Bu yasaları yapanlarda bizim çocuklarımız. Evimizden, soframızdan aynı sırada okuduğumuz okullardan çıkıp meclise gidiyorlar ya da mahkeme kürsülerinde oturuyorlar.

Bu insanların evlerde, okullarda, bahçede oynarken, eve reçelli ekmek yemeğe geldiklerinde ne öğrendikleri, ne gördükleri önemli, yoksa kocaman adamlar olduklarında savundukları her şey onların temel taşlarıyla ilgili.

Çocuklar ilişkiyi önce anne babalarında görür ve öğrenirler. Onların konuşmalarına, beden dillerine şahitlik ederler.

Benim babam şaka yapmayı seven bir adamdı. Tıraş olurken şarkı söyler, annem banyoya girse onun yüzüne tıraş köpüğü sürerdi. Annem bundan hiç hoşlanmaz çamur sürmüş gibi tepki gösterirdi. Güzel kahkaha atardı ama seçiciydi.

Biz de annemden ciddi olmayı, duygularımızı belli etmemeyi öğrendik.

Okullarda öğretmenler genelde veli toplantılarında çocukları velilere şikayet ederler. Oysa çocuklar orada daha çok zaman geçirir ve okul çağı çocukları öğretmenlerini aile bireylerden daha çok ciddiye alırlar.

Ben bu zamana kadar öğrencisinin gözünde yerinin farkında olan bunu olumlu kullanan bir öğretmene rastlamadım.

Oysa kendisine saygı duyan, kendini ciddiye alan herkes limon bile satsa bunu tabiatına uygun yapar.

Biz çocuklarımıza öz saygıyı öğretmiyoruz. Kendimize saygı duymadığımız için elbet.
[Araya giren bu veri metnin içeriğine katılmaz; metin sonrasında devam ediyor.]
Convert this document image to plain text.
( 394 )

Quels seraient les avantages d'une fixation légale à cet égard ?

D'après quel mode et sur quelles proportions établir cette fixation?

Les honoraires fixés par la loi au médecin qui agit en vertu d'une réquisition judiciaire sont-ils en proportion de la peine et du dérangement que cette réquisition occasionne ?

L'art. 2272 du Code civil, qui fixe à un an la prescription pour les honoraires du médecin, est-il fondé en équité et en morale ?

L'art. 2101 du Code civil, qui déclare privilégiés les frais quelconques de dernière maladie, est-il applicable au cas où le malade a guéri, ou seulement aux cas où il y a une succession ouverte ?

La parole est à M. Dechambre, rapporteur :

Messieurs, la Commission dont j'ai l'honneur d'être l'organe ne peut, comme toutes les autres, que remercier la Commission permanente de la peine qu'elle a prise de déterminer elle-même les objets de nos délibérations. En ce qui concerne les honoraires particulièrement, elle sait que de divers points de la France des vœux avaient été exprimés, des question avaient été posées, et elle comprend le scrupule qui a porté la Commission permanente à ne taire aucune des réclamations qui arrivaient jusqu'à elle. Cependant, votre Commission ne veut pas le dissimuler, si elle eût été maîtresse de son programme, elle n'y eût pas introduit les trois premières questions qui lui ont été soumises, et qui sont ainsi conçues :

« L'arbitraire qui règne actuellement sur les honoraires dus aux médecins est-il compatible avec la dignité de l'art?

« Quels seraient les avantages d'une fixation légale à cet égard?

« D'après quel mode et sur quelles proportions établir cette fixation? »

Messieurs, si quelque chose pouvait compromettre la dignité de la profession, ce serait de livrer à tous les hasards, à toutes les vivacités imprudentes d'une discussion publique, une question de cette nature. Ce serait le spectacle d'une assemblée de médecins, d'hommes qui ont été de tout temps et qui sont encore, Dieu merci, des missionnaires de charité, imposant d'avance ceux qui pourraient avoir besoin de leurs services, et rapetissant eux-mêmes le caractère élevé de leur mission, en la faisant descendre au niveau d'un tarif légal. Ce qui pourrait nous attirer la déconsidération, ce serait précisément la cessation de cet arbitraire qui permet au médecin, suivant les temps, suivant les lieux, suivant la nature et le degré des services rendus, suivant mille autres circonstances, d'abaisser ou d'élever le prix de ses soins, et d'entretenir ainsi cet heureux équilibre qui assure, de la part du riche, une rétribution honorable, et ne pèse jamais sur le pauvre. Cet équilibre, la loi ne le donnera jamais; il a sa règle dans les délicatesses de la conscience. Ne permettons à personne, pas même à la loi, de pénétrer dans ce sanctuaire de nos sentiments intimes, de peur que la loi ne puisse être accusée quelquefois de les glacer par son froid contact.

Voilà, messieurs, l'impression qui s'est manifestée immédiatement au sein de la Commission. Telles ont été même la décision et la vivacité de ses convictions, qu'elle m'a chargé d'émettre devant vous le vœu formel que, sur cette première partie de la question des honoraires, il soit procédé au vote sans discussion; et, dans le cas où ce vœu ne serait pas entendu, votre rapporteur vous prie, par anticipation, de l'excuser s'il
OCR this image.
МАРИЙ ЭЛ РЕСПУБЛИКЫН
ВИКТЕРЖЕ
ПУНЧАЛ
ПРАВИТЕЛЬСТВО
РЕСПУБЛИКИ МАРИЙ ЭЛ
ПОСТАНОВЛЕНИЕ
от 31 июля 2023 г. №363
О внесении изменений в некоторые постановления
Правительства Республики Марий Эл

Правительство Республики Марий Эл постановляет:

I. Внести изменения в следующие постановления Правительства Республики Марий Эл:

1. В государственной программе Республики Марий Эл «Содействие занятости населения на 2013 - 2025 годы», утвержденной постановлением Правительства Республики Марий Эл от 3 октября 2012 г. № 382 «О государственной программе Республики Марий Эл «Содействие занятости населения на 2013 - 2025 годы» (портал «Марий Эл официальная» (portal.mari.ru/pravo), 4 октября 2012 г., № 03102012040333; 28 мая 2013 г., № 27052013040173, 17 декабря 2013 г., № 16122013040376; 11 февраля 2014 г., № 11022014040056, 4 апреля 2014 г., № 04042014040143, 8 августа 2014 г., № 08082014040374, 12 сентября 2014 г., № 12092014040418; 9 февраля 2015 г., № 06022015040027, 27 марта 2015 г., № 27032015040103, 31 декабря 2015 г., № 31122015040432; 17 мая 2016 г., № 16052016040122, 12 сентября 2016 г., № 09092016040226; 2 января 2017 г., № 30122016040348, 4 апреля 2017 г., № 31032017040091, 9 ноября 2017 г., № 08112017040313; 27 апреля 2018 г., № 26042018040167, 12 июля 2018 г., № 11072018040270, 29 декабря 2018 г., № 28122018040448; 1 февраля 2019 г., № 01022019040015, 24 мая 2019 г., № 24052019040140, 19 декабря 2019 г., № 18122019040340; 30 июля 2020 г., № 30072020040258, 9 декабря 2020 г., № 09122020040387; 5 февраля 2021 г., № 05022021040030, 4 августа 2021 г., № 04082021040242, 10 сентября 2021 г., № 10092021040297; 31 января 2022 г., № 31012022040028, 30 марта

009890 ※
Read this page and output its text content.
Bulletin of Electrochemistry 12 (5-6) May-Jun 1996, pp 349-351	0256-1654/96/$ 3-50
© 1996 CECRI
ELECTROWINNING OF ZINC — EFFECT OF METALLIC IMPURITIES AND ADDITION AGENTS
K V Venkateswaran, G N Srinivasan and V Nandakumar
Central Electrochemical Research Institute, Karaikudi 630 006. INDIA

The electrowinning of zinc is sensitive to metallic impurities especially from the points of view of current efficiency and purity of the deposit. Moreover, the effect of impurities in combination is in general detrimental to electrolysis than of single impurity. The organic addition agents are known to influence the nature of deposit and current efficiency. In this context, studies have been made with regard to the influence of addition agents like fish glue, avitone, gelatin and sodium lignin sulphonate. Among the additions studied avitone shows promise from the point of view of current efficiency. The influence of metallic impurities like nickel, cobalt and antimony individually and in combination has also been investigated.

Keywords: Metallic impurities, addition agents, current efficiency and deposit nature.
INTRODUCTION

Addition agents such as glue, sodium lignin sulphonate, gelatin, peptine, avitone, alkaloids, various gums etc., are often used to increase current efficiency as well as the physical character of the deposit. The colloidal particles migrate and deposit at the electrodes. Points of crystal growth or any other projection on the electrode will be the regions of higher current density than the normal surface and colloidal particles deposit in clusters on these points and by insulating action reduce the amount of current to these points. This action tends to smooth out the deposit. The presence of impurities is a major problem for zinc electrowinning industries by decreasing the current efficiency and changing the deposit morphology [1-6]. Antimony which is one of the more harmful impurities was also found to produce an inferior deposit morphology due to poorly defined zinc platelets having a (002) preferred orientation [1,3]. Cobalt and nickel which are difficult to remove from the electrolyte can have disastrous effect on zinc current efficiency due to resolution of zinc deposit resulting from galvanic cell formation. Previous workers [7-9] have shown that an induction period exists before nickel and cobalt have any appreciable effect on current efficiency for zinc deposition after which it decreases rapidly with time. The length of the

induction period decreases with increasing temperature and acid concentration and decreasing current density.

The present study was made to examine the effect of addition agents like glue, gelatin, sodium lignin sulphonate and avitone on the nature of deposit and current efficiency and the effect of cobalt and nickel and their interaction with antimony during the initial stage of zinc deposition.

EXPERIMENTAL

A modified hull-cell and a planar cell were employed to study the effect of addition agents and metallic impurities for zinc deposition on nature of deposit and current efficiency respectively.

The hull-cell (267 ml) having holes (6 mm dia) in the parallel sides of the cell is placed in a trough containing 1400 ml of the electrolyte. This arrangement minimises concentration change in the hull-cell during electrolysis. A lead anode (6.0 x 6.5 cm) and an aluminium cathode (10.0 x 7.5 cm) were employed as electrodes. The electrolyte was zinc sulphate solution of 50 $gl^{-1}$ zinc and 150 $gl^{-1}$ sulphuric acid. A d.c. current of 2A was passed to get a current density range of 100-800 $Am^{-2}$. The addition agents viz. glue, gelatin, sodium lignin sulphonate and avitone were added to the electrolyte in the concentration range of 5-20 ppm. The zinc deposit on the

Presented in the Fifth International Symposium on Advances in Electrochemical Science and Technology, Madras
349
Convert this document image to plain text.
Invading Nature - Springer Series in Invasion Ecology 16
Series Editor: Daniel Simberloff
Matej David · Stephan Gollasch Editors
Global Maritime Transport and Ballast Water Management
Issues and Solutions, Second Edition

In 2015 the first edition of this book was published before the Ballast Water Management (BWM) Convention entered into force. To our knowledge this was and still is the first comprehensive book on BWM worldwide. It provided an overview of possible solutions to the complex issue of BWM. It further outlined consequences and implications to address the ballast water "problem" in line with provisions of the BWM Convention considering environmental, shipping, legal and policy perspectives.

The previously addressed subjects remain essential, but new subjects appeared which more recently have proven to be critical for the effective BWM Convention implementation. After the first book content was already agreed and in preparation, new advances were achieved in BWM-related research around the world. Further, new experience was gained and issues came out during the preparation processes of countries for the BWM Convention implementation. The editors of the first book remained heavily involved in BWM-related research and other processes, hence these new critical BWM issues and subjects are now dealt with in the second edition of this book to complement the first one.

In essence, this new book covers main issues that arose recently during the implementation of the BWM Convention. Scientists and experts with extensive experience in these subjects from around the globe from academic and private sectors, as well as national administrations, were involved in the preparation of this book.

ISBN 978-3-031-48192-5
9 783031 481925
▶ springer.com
Bu saygı duymama zinciri ailenin dışında devlette başlıyor. Devlette kendisini oluşturan bireylere, birimlere saygı duymuyor.

Onların yaşama hakkına, birey olma hakkına saygı duymadığı için bireyin kurduğu ailenin içinde de saygı yerini korkuya, tiyatral hiyerarşik bir düzene yer bırakıyor.

Çocuğu hizaya sokmak için anne, babanın yapma ihtimali olan şiddeti ortaya ısıtıp ısıtıp ortaya koyuyor. Kadın kocasına kızınca sen ne biçim erkeksin, diyor.

Kıskanç olmayan, karısını aldatan, eve yeterli para getirmeyen adamın erkekliğinden şüphe ediyor kadın.

Kocasından şiddet gördüğünde bunu kanıksıyor. Çünkü erkekler sinirli olur, yorgundurlar, öfkelerini kontrol edemezler.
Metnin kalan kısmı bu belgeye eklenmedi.